Trump Rally in Fayetteville, North Carolina Aims to Increase Special Election GOP Turnout

The Associated Press
The Associated Press

President Trump will hold a rally in Fayetteville, North Carolina, on Monday night with Republican Congressional candidate Dan Bishop on the eve of the September 10 special election in North Carolina’s Ninth Congressional District between Bishop and Democrat Dan McCready.

The bellwether race is considered too close to call according to the most recent polls, and the rally tonight in the more conservative eastern part of the Ninth Congressional District is expected to increase turnout among Republican voters.

Millions of dollars have been poured into this race by groups on both sides of the political aisle, and the outcome remains in doubt with less than 48 hours until the polls close.

The president is not the only member of the administration coming to support Bishop’s candidacy.

“Vice President Mike Pence plans to hold an event earlier in the day at Wingate University in Union County. Donald Trump Jr. headlined a fundraiser last week in Monroe,” the Charlotte Observer reported.

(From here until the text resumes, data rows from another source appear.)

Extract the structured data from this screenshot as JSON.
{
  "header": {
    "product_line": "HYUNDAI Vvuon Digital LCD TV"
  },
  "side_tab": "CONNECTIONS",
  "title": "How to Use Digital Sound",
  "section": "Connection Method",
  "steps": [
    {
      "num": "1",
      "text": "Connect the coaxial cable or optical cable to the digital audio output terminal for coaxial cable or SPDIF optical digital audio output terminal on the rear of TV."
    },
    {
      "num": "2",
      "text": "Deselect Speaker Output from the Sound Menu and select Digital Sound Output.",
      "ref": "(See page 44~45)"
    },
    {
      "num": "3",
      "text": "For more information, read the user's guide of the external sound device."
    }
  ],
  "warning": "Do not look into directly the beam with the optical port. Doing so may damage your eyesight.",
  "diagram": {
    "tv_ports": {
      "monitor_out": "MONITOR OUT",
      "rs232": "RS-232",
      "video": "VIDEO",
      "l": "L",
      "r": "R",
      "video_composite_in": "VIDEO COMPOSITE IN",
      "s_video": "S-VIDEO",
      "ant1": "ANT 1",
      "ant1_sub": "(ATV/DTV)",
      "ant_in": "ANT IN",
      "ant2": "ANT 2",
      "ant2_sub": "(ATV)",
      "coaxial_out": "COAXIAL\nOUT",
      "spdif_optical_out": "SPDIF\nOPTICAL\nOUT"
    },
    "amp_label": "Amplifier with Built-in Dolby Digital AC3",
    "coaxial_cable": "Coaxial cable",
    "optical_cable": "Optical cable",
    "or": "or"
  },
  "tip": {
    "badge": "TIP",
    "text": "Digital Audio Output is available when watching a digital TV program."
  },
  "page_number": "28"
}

In their coverage of the election, the mainstream media is doing their best to portray this special election in a Congressional district Trump won by 12 points in 2016 as a referendum on his presidency, as the Observer noted:

“For Trump it’s important in terms of North Carolina and nationally that he shows that he has the clout to produce a good turnout,” said Larry Sabato, director of the University of Virginia’s Center for Politics. “He needs to produce.”

Even without Trump’s involvement, the election has drawn national attention.

North Carolina not only will be a battleground state in the 2020 presidential race but Republicans will hold their national convention in Charlotte next summer. The party and its allies have poured millions into the race that many see as a harbinger of next year’s elections.

“Trump’s re-election depends on North Carolina, and a Democratic upset would be a genuine sign of danger for the president heading into 2020,” analyst David Wasserman of the Cook Political Report wrote recently.

Sabato, notably, inaccurately predicted the outcome of the 2016 presidential election. Less than 24 hours before election day that year, Sabato predicted Hillary Clinton would easily win the electoral college vote and become the next president.

But that was then, and this is now, and the two years and ten months since election day in November 2016 have seen innumerable twists and turns at the national political level.

Among those twists was what happened in the 2018 midterm election in North Carolina’s Ninth Congressional District, where Republican Mark Harris claimed a 905 vote victory over Democrat McCready on election day.

That victory evaporated a few weeks later when the North Carolina Board of Elections (NCBE) refused to certify the election results in the midst of allegations of ballot irregularities.

In January, the NCBE declared a special election to fill the seat would be held on September 10. When Harris chose not to run for the Republican nomination, Bishop jumped in and easily won the GOP primary. McCready won the Democrat nomination without a primary challenge, setting up the general election battle between Bishop and McCready.